Александр Герцен - Былое и думы. Части 1–5
Но возвращаюсь к Фрибургу и его кантону. Послушавши знаменитые органы и проехавши по знаменитому мосту, как все смертные, бывшие в Фрибурге, мы отправились с добрым старичком, канцлером Фрибургского кантона, в Шатель. В Муртене префект полиции, человек энергический тт радикальный, просил нас подождать у него, говоря, что староста поручил ему предупредить его о нашем приезде, потому что ему и прочим домохозяевам было бы очень неприятно, если б я приехал невзначай, когда все в поле на работе. Погулявши час-два по Мора, или Муртену, мы отправились, и префект с нами.

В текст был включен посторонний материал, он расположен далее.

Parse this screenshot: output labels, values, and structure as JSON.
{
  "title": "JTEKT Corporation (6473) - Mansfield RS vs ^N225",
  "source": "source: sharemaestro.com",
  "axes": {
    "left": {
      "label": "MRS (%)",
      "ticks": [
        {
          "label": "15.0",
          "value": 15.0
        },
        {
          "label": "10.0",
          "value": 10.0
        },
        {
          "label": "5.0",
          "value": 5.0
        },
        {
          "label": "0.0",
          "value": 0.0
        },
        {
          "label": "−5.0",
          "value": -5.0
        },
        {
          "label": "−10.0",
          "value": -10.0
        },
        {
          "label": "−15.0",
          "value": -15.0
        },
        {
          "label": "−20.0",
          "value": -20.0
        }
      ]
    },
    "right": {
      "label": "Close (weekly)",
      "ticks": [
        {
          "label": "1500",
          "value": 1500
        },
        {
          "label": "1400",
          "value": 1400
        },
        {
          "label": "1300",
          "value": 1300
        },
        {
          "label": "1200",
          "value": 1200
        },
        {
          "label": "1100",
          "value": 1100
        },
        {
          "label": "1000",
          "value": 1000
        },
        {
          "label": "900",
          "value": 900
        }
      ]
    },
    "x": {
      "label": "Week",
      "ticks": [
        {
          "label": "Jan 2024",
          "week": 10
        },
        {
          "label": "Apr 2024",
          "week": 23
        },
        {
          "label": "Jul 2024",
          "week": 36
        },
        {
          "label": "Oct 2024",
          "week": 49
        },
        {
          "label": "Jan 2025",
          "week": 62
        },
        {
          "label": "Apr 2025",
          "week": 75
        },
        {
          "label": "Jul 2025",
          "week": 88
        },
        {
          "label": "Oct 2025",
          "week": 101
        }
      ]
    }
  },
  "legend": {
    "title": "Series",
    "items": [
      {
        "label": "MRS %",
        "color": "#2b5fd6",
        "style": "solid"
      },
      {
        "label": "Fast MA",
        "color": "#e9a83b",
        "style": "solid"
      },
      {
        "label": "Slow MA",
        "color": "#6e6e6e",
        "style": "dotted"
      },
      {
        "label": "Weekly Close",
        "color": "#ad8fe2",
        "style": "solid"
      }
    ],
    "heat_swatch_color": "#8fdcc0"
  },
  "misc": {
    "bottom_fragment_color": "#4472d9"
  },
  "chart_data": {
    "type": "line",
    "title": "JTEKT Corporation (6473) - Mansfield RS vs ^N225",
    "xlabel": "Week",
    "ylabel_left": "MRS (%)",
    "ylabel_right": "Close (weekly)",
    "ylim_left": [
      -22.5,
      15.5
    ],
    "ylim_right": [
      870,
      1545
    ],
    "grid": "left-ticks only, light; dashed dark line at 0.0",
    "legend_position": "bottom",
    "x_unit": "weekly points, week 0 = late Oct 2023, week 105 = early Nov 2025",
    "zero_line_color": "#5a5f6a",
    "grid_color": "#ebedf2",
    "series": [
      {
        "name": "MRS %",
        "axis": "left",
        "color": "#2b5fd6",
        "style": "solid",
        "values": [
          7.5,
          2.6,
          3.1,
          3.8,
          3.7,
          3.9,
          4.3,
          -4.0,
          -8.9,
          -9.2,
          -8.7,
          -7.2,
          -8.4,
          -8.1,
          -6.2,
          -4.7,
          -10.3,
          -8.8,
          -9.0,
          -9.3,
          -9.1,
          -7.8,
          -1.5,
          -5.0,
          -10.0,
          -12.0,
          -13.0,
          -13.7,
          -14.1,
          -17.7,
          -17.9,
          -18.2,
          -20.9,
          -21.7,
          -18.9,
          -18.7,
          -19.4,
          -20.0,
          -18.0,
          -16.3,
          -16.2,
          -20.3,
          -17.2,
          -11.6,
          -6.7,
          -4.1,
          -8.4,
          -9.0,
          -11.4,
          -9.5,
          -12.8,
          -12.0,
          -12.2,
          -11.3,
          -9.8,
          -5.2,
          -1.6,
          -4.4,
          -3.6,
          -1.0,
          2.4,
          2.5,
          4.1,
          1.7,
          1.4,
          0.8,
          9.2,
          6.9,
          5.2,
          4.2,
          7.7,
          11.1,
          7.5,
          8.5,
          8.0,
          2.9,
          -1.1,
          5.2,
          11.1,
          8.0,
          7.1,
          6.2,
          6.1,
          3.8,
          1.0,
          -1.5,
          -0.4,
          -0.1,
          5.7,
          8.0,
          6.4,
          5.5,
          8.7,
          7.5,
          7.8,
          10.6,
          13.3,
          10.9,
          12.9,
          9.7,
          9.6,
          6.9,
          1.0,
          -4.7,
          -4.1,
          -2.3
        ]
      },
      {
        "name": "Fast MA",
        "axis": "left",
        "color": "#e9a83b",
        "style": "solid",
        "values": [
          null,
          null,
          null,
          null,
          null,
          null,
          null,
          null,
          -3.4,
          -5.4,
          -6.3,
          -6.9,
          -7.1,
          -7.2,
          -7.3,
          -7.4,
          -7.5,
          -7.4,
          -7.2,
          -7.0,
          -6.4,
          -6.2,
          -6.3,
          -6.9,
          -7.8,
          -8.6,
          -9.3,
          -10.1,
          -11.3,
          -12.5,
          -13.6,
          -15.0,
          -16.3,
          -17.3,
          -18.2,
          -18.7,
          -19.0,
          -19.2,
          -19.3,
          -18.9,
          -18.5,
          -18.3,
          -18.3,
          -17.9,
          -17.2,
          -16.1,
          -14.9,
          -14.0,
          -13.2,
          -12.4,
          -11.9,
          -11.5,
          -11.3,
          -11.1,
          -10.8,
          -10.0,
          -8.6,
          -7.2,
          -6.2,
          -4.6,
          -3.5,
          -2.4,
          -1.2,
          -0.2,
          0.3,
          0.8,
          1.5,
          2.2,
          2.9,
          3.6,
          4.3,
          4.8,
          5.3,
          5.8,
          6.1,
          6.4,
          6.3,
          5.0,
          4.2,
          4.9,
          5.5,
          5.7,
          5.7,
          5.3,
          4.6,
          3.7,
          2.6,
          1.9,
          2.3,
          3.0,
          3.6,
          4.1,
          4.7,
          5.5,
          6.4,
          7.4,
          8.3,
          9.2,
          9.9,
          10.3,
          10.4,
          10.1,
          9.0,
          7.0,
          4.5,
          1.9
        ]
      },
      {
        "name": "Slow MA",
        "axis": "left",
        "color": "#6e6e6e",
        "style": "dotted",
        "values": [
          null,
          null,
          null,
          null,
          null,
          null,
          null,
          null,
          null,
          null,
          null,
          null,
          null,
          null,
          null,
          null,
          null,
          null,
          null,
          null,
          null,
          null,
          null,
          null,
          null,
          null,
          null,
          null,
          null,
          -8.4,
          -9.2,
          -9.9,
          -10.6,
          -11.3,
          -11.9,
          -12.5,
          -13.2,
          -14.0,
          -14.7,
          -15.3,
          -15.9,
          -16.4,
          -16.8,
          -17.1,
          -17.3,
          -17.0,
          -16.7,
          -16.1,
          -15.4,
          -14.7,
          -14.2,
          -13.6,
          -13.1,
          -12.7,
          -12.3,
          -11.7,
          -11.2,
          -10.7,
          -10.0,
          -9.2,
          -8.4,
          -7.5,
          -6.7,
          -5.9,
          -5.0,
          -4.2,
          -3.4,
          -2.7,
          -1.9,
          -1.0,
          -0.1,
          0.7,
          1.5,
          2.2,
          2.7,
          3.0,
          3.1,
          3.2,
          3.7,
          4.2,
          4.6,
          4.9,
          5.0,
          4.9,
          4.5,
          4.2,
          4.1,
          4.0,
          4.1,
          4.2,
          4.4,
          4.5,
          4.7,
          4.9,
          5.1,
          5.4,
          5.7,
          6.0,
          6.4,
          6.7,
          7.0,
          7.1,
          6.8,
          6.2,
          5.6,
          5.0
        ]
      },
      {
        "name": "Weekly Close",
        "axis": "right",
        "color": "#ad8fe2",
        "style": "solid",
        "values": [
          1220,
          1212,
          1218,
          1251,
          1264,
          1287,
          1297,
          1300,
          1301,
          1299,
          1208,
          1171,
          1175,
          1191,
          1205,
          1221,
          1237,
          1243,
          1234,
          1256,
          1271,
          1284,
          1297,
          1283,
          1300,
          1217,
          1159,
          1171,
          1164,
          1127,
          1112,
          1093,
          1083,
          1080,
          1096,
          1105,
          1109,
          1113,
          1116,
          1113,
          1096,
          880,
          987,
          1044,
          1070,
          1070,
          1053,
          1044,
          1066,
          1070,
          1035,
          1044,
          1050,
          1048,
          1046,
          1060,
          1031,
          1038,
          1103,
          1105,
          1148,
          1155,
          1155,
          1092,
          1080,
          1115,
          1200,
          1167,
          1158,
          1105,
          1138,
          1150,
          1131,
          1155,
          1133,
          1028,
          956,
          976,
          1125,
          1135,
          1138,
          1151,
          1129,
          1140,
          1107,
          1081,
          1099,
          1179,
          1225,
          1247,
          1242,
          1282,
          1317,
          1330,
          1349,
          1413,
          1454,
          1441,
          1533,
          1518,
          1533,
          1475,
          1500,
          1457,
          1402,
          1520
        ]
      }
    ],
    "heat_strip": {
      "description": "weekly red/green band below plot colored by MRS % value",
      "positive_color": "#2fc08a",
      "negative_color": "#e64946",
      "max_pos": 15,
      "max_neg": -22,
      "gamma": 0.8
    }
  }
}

Возле дома старосты ждали нас несколько пожилых крестьян и впереди их сам староста, почтенный, высокого роста, седой π хотя несколько сгорбившийся, но мускулистый старик. Он выступил вперед, снял шляпу, протянул мне широкую, сильную руку и, сказав: «Lieber Mitbürger»[606], произнес приветственную речь на таком германо-швейцарском наречии, что я ничего не понял. Приблизительно можно было догадаться, что он мог мне сказать, а потому, да еще взяв в соображение, что если я скрыл, что не понимаю его, то и он скроет, что не понимает меня, я смело отвечал на его речь:
— Любезный гражданин староста и любезные шательские сограждане! Я прихожу благодарить вас за то, что вы в вашей общине дали приют мне и моим детям и положили предел моему бездомному скитанию. Я, любезные граждане, не за тем оставил родину, чтоб искать себе другой: я всем сердцем люблю народ русский, а Россию оставил потому, что не мог быть немым, и праздным свидетелем ее угнетения; я оставил ее после ссылки, преследуемый свирепым самовластием Николая. Рука его, достававшая меня везде, где есть король или господин, не так длинна, чтоб достать меня в общине вашей! Я спокойно прихожу под защиту и кров ваш, как в гавань, в которой я всегда могу найти покой. Вы, граждане Шателя, вы, эти несколько человек, вы могли, принимая меня в вашу среду, остановить занесенную руку русского императора, вооруженную миллионом штыков. Вы сильнее его! Но сильны вы только вашими свободными вековыми республиканскими учреждениями! С гордостью вступаю я в ваш союз! И да здравствует Гельветическая республика!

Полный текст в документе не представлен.